Cette déclaration provoqua un étonnement général suivi d’un déluge de questions que Mr. Bennet se fit un malin plaisir de laisser quelque temps sans réponse.

À la fin, il consentit à s’expliquer.

— J’ai reçu, il y a un mois environ, la lettre que voici et à laquelle j’ai répondu il y a quinze jours seulement car l’affaire dont il s’agissait était délicate et demandait réflexion. Cette lettre est de mon cousin, Mr. Collins, qui, à ma mort, peut vous mettre toutes à la porte de cette maison aussitôt qu’il lui plaira.

— Ah ! mon ami, s’écria sa femme, je vous en prie, ne nous parlez pas de cet homme odieux. C’est certainement une calamité que votre domaine doive être ainsi arraché à vos propres filles, et je sais qu’à votre place je me serais arrangée d’une façon ou d’une autre pour écarter une telle perspective.

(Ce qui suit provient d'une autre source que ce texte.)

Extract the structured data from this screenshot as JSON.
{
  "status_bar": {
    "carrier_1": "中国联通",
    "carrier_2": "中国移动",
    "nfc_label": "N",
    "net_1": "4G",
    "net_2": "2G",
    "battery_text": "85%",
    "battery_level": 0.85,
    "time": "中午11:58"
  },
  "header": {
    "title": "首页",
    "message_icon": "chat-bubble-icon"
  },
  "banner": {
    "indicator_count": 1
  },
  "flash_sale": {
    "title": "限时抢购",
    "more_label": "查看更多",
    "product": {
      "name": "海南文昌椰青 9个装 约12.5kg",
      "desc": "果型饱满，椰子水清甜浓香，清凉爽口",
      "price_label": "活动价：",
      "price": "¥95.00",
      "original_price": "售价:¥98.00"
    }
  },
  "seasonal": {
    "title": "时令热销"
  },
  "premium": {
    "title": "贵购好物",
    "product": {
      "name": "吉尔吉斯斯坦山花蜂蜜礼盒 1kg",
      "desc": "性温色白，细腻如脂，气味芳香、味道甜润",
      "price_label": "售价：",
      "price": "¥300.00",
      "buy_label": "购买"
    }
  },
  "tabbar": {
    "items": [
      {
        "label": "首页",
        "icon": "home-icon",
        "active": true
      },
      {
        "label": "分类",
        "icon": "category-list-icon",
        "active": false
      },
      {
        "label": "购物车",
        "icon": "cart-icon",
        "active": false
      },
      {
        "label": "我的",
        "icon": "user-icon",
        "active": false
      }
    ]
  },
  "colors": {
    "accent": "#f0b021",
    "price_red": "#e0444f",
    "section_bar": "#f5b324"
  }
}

Jane et Elizabeth s’efforcèrent, mais en vain, de faire comprendre à leur mère ce qu’était un « entail »[1]. Elles l’avaient déjà tenté plusieurs fois ; mais c’était un sujet sur lequel Mrs. Bennet se refusait à entendre raison, et elle n’en continua pas moins à protester amèrement contre la cruauté qu’il y avait à déshériter une famille de cinq filles en faveur d’un homme dont personne ne se souciait.

  1. Disposition par laquelle un domaine, à défaut d’héritier mâle, passe à une autre branche de la famille.